Hi
I
know this comes to you as an impulsive emotion overload but this is the best
way I could think of to say what I have been wanting to since months. So here
it goes.
It’s
been a while since I actually gave a thought to our journey, the way it started
and the turns it took. I wish to be completely honest with you, I had blocked
out a part of my memory to stop it from overwhelming me because I knew I had to
be strong and get into the habit of not seeing you everyday! But now, when I am
at a crucial stage in my life, I miss it. I miss us. I miss the entire “depth
of serenity”, if you know what I mean!
When
I first saw you I never could have imagined how close we would get. We were so
different from each other.
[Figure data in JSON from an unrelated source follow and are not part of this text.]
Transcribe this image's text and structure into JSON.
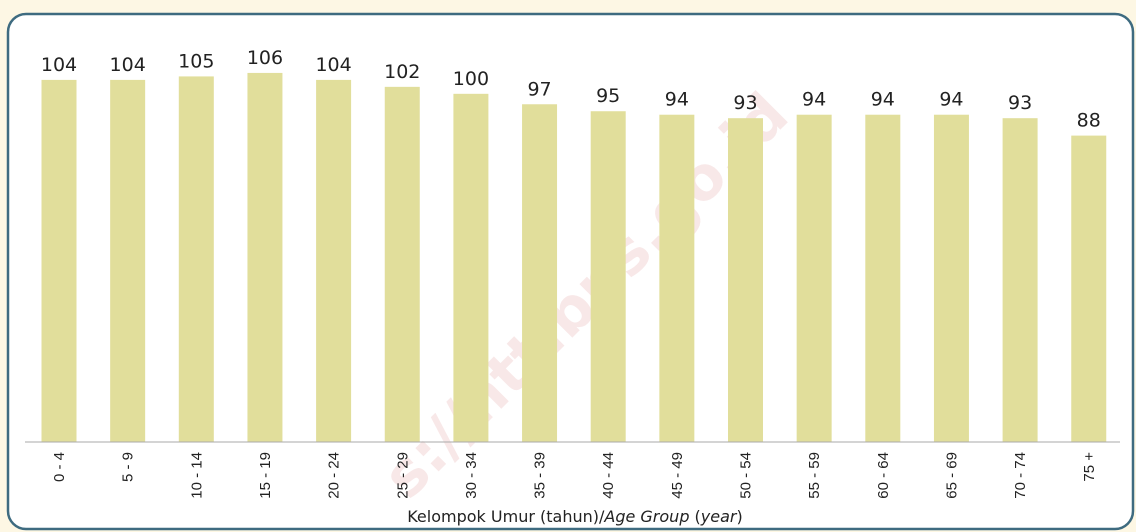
{
  "chart_data": {
    "type": "bar",
    "categories": [
      "0 - 4",
      "5 - 9",
      "10 - 14",
      "15 - 19",
      "20 - 24",
      "25 - 29",
      "30 - 34",
      "35 - 39",
      "40 - 44",
      "45 - 49",
      "50 - 54",
      "55 - 59",
      "60 - 64",
      "65 - 69",
      "70 - 74",
      "75 +"
    ],
    "values": [
      104,
      104,
      105,
      106,
      104,
      102,
      100,
      97,
      95,
      94,
      93,
      94,
      94,
      94,
      93,
      88
    ],
    "color": "#e1de9b",
    "ylim": [
      0,
      110
    ],
    "xlabel": [
      "Kelompok Umur (tahun)/",
      "Age Group",
      " (",
      "year",
      ")"
    ],
    "watermark": "s://ntt.bps.go.id"
  }
}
Me, broody and cocooned in a world of my own and
you, spreading smiles all around. But I guess that’s how it works. Opposites
attract. We have had our moments of fear, argument, rage, drama and what not.
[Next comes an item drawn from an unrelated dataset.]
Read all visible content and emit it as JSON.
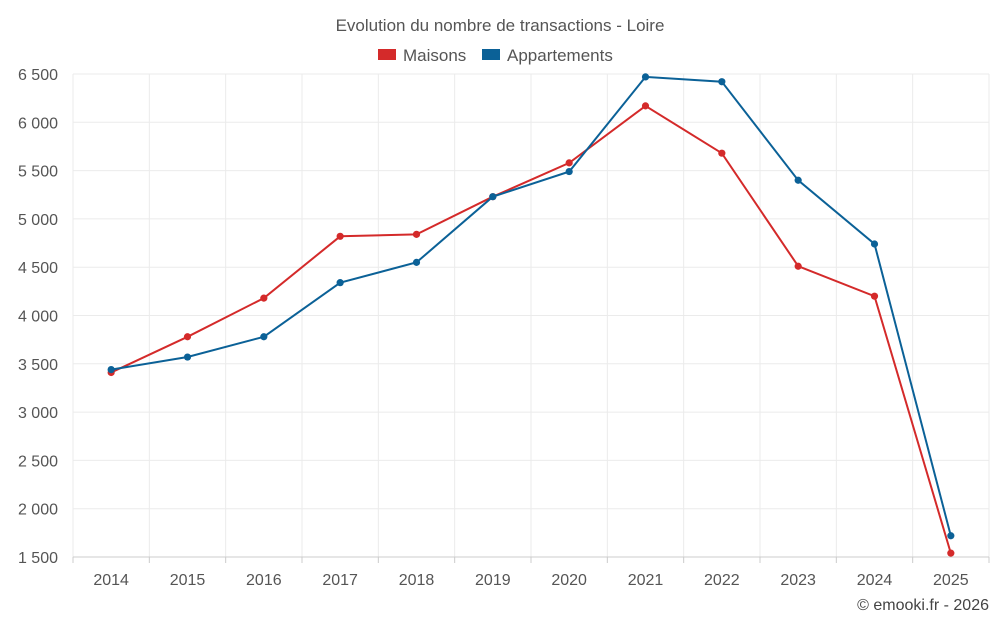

Everything is fading with time but what remains intact is the memory of our
walks on the school lawns, funny discussions, sharing secrets, the spirit of
our friendship, the songs, the letters, moments with Jerry and the fact that we
will always have each other. You are the one person I have never stopped
trusting blindly even once in all these years. You’ve been a sister, a
caregiver, counselor, legal advisor, motivator, supporter, critic,
guide…..showing me the difference between right and wrong and throwing the
bitter facts to my face every time I refused to accept them. Not many people
can do that.
I
have taken you for granted but you never complained! It’s like family! I just
want you to know how much I love you and will do, always. I just wish we could
be back in school and relive all those moments even if it means doing math and
science all over again!
People
come and go. I have opened and closed endless chapters in my life. Someone told
me that we change our friends every seven years. My reaction? Duh! Look at us
and you will change your mind. I am happy that I could do a lot of things that
I had dreamt of. Over the years that we spent completing higher studies, we
started to get caught up in busy schedules. I know that’s a lame thing to say
because we will always be busy in something or the other, if not college anymore,
then work and career but when we are not in school, we do have hindrances in
keeping in touch that often. Today, I promise to work on those hindrances and
as a new year’s resolution, I will try to compensate on the times I may have sidelined
you. I am not very good at striking a balance between the different worlds of
mine but now I feel it is very important to learn to do that.
Here’s
to our bond! I promise no more periods of disappearances. No more secrets. It
will be the way it was. Always and forever!
Yours
(in this world and beyond)
Deeply
P.S.
Thank you for accepting me for who I was, who I became and who I am. There are
rarely..believe me truly rarely …that people have that kind of tolerance
towards mercurial personalities! And then there are those who just cannot
accept that introvert people do exist! They try to change you, force you to
talk and make you take up tasks that you would hate. But you never did any of
that. You took me…all of me…the way I was, with all my traits intact! With you,
I never needed to pretend or try to be someone I am not. Just being with you
made me..ME! And still does. I love you!